Greg Rhymer

Personal information
- Full name: Norbert Gregory "Greg" Rhymer
- Nationality: British Virgin Islands United States
- Born: 22 February 1972 (age 54) New York City, United States

Sport
- Sport: Athletics

Medal record
Men's athletics
Representing the Eastern Michigan Eagles
NCAA Division I Indoor Championships
| Gold medal – first place | 1993 Indianapolis | 4 × 800 meter relay |

= Greg Rhymer =

Norbert Gregory "Greg" Rhymer (born 22 February 1972) is a British Virgin Islander and American sprinter and middle-distance runner. Born in New York City, he was part of the Eastern Michigan Eagles. As part of the track team, he had won the men's 4 × 800 meter relay at the 1993 NCAA Division I Indoor Track and Field Championships.

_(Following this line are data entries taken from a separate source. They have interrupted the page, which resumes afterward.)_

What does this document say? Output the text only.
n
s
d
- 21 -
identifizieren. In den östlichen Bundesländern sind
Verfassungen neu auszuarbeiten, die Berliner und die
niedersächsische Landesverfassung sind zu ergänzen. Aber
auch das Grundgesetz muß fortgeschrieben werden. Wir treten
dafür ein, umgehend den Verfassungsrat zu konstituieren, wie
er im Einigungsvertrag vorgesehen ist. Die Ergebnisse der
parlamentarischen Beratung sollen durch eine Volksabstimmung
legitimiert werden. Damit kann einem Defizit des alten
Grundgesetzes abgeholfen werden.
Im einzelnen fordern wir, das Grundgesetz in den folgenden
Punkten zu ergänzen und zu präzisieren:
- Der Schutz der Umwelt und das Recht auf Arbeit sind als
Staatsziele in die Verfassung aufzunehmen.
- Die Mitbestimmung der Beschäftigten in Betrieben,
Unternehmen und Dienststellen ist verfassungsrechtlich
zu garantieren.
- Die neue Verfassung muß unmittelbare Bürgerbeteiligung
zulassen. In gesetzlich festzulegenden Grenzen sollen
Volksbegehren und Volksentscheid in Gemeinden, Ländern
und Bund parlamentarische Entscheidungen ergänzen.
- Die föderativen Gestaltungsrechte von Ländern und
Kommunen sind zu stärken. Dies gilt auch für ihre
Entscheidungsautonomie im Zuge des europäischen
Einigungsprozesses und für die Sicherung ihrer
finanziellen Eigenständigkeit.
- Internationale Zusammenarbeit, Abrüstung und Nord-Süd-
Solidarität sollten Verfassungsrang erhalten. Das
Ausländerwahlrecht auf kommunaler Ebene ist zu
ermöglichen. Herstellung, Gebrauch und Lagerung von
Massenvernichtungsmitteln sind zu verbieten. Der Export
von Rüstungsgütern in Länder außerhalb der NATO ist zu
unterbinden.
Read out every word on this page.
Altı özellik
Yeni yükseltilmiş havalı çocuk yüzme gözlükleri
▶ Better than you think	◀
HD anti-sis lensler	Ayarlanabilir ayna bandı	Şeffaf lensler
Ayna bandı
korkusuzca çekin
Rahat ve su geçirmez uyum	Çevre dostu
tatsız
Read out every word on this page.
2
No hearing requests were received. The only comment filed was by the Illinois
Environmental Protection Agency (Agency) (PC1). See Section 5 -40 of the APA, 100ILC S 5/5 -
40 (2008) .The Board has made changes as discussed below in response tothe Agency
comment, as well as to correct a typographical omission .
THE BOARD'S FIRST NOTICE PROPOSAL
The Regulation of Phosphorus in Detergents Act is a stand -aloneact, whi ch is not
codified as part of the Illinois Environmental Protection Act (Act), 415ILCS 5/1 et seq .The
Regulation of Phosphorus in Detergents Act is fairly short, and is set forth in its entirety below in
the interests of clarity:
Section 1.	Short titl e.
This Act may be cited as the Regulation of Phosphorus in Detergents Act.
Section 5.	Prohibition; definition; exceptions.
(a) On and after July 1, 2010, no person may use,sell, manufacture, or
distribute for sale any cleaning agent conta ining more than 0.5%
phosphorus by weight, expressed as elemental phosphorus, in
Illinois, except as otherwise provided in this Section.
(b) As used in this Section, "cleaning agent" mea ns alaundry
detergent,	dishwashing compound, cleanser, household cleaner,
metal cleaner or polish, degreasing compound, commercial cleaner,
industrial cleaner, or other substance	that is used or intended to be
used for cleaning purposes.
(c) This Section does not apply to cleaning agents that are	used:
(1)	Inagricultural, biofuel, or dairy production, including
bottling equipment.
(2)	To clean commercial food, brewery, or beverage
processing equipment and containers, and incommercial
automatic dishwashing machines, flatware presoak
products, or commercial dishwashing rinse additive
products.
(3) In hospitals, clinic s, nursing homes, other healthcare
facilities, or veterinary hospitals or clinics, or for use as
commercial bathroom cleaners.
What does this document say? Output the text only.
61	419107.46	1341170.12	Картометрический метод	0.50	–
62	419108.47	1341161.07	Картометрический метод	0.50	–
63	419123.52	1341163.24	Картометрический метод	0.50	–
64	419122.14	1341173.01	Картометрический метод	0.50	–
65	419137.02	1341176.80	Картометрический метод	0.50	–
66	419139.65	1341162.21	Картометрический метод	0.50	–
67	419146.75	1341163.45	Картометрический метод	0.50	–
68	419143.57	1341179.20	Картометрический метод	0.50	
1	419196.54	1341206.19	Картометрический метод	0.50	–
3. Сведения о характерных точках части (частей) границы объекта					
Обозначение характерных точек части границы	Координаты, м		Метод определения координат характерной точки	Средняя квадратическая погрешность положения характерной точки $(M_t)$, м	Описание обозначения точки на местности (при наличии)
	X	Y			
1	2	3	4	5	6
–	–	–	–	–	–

Rhymer was then selected to compete for British Virgin Islands at the 1996 Summer Olympics. He raced in the men's 800 metres and was part of the men's 4 × 400 metres relay team, though did not advance to the semifinals of either event.
==Biography==
Norbert Gregory "Greg" Rhymer was born on 22 February 1971 in New York City, United States. He studied at Eastern Michigan University in Ypsilanti, Michigan, and was part of the Eastern Michigan Eagles track team. Running for the team, Rhymer and his teammates won the 1993 4 × 800 meter relay at the NCAA Division I Indoor Track and Field Championships in a time of 7:19.13.

While part of the track team, Rhymer had set two British Virgin Islands national records in 1994 in the men's 800 metres and 1500 metres. He broke the national record in the latter on 21 May with a time of 3:46.47 at the 1994 Men's Track Mid-American Conference Meet. Four days later, he set the national record in the former with a time of 1:46.98	at the College Track Last Chance Invitational held in Eastern Michigan University.

He was eventually entered to compete for the British Virgin Islands at the 1996 Summer Olympics in Atlanta, United States. Rhymer first competed in the heats of the men's 800 metres on 28 July. He ran against six other competitors and placed last in his heat with a time of 1:50.03, not advancing to the semifinals. He was then part of the men's 4 × 400 metres relay team for the territory, competing in the heats on 2 August. Against six other teams, the team placed sixth with a time of 3:17.30.